The World Does Not Shake China Go back »

2007-11-29 | All chapters

The World Does Not Shake China
Economist, 29th November 2007

On trade or the exchange rate “LET China sleep, for when she wakes the world will shake.” So, purportedly, said Napoleon some 200 years ago. In Beijing this week European leaders have been telling their Chinese counterparts that such unease is at risk of spreading. Once content to let the Americans do the worrying, the EU is joining in.

In the build-up to an annual China-EU summit in Beijing on November 28th, European officials raised hackles by complaining about Chinese trade practices and exchange-rate policy in the kind of direct language that China had thought an annoying American trait. The European Commission's president, José Manuel Barroso, told Communist Party officials that the emergence of China risked being seen by Europeans “as a threat”. Mr Barroso gave warning of “protectionist pressures which would be very difficult to contain” if nothing were done to curb the EU's huge trade deficit with China.

Peter Mandelson, the EU's trade commissioner, was similarly blunt on China's rampant abuse of intellectual-property rights. “The problems continue to get worse, and the world—particularly China—is changing too fast to wait longer,” he said in Beijing. It was hard, he said, to see how much longer Europe's patience would last. He also took a swipe at China for suggesting that European concerns about the safety of Chinese products were being used to excuse protectionism. Wu Yi, a deputy prime minister, said she was “extremely dissatisfied” with his remarks.

Europe's disquiet is likely to grow. Last year its trade deficit with China reached €131 billion ($164 billion), say EU figures. This year it is expected to grow to €150billion- 160 billion, on a par with America's record deficit with China in 2006 (see chart). That is the more disturbing for Europeans because they are not used to it: for years, their trade deficit was China was modest. The yuan has been appreciating slowly against the dollar in the past couple of years. But it has been declining against the euro. This is making Chinese imports even cheaper for Europeans—good news for consumers and companies making products in China for export to Europe, but bad news for exporters and uncompetitive industries in Europe itself.

China is showing little sign of yielding to European and American complaints about what those countries see as a grossly undervalued yuan. The official line remains that any change should be gradual. Nor is it anxious to take up the grouses of European and American companies about the difficulties of doing business in China. A survey released last week by the European Chamber of Commerce in China showed that many responding companies felt that China was trying to circumvent the marketopening commitments it made to the World Trade Organisation.

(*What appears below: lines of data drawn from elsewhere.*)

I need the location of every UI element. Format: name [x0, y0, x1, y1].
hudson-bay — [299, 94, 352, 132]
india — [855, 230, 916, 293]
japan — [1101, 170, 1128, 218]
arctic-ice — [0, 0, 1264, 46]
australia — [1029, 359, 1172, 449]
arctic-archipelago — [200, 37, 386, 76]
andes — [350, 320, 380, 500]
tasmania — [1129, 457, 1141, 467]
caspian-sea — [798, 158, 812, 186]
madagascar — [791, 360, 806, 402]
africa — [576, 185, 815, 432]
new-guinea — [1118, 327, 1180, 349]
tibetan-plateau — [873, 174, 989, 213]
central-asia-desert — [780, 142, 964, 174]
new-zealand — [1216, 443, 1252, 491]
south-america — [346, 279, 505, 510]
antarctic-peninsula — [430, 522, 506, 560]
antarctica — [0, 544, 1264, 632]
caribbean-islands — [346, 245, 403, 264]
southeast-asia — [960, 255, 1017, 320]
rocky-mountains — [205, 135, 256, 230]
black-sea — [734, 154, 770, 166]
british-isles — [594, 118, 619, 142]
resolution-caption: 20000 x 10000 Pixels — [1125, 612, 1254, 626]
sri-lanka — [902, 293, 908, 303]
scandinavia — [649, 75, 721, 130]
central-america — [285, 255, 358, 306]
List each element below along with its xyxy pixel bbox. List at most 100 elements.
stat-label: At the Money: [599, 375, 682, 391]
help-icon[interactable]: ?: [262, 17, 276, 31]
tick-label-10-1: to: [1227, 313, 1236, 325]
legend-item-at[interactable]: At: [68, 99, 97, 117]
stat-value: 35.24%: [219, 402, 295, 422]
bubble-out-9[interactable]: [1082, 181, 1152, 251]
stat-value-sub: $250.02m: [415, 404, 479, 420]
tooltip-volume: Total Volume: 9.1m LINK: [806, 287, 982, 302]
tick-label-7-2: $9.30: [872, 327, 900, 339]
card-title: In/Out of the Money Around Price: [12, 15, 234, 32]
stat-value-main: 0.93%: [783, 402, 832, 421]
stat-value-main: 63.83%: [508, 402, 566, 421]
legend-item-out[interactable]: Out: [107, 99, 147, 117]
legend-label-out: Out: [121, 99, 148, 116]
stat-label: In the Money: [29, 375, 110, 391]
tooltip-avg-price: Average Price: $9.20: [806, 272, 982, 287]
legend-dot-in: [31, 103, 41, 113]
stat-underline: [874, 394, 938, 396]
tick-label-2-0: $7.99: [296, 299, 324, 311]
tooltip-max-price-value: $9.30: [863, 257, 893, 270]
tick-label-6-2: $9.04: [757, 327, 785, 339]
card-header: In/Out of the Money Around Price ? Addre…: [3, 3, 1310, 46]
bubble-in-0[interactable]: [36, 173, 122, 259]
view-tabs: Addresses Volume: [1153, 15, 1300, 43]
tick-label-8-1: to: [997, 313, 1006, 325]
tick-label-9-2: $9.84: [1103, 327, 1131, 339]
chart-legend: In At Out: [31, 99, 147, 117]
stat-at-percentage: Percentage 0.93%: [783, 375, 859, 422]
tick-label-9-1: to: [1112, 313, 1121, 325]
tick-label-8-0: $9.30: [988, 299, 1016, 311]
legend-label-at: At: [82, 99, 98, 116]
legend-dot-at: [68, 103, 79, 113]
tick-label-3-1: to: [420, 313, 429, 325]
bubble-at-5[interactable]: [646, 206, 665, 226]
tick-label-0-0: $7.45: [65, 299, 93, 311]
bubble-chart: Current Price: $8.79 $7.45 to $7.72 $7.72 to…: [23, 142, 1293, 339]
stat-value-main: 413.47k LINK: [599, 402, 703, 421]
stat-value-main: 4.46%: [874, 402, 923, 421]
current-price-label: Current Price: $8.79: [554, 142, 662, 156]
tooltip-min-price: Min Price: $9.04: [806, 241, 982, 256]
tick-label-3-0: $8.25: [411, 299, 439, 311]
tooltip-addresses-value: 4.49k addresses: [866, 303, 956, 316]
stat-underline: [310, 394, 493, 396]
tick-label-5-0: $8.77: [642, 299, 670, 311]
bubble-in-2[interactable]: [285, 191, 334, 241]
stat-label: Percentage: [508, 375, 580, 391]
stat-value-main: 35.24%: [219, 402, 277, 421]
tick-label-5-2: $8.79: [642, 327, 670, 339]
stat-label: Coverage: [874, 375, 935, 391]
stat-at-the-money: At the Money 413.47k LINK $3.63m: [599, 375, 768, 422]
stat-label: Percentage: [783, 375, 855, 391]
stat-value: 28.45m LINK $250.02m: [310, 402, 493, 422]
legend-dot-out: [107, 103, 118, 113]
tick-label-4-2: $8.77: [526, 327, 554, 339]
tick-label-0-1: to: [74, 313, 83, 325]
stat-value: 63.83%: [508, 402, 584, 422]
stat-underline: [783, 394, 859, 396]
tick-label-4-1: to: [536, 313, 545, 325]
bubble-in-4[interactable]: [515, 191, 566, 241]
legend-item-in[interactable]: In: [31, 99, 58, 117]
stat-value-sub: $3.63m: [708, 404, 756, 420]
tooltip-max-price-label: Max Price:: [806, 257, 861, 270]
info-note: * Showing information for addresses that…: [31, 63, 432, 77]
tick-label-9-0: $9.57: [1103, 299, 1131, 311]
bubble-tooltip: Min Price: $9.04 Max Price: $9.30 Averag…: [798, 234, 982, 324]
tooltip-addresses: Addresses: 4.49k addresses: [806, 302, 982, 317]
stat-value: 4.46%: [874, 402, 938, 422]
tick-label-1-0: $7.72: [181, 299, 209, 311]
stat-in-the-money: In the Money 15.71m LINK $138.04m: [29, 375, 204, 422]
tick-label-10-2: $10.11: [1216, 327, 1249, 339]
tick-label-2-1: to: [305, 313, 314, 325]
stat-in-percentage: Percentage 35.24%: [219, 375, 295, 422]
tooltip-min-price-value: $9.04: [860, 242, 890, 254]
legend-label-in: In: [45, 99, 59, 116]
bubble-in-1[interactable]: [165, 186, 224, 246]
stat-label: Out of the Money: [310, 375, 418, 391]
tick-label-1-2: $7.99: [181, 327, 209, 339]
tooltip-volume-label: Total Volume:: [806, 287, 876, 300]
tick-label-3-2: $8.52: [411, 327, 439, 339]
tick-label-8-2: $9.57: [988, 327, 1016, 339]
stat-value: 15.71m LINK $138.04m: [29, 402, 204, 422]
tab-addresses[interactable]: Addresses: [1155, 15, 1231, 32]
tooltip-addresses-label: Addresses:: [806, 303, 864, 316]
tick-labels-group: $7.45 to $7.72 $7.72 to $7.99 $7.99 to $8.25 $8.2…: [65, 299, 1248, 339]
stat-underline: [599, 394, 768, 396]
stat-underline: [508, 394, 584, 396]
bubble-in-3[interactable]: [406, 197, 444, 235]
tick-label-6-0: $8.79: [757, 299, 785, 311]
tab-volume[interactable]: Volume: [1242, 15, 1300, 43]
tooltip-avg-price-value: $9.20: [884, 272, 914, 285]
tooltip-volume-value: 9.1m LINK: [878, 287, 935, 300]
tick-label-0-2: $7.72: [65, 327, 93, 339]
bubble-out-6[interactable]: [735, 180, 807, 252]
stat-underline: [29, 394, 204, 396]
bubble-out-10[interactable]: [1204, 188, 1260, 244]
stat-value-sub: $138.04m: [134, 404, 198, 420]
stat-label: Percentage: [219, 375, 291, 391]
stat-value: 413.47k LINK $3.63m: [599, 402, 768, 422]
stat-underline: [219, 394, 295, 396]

Once hopeful that the EU might act as a counterbalance to American power, China's expectations have receded as more pro-American leaders have taken over in Germany and France. The EU may be China's biggest trading partner, but it ranks far lower in China's political calculations. A report from Chatham House, a British thinktank, says China believes Europe lacks strategic vision and suffers from internal discord, impeding its credibility.

It also argues that China has a clear understanding of EU institutions. It is certainly true that China has been exploiting EU divisions to the full. Following an unprecedented meeting in September between Germany's chancellor, Angela Merkel, and Tibet's exiled leader, the Dalai Lama (see article), China has vented its rage by cancelling a number of engagements with Germany, its largest export market in the EU.

By contrast it gave a warm welcome to France's president, Nicolas Sarkozy, who visited China just before the EU summit, conspicuously neglecting to bring his human-rights minister along. Mr Sarkozy oversaw the signing of a deal worth $11.9 billion for the sale of two French nuclear reactors to China and another for the sale of $17 billion-worth of Airbus aircraft.

China takes America more seriously. Its punishment of Germany has been tougher than its response to the first public appearance by an American president with the Dalai Lama in October. But even with the Americans, China let its pique be known. Last month it abruptly blocked a Thanksgiving visit to Hong Kong by the American aircraft carrier Kitty Hawk and her escorting ships, until it was too late for them to change course before the holiday. At least America's Treasury secretary, Hank Paulson, is still due to visit Beijing this month. But like those of Europeans, his concerns about the yuan and trade imbalances will receive a polite brush-off.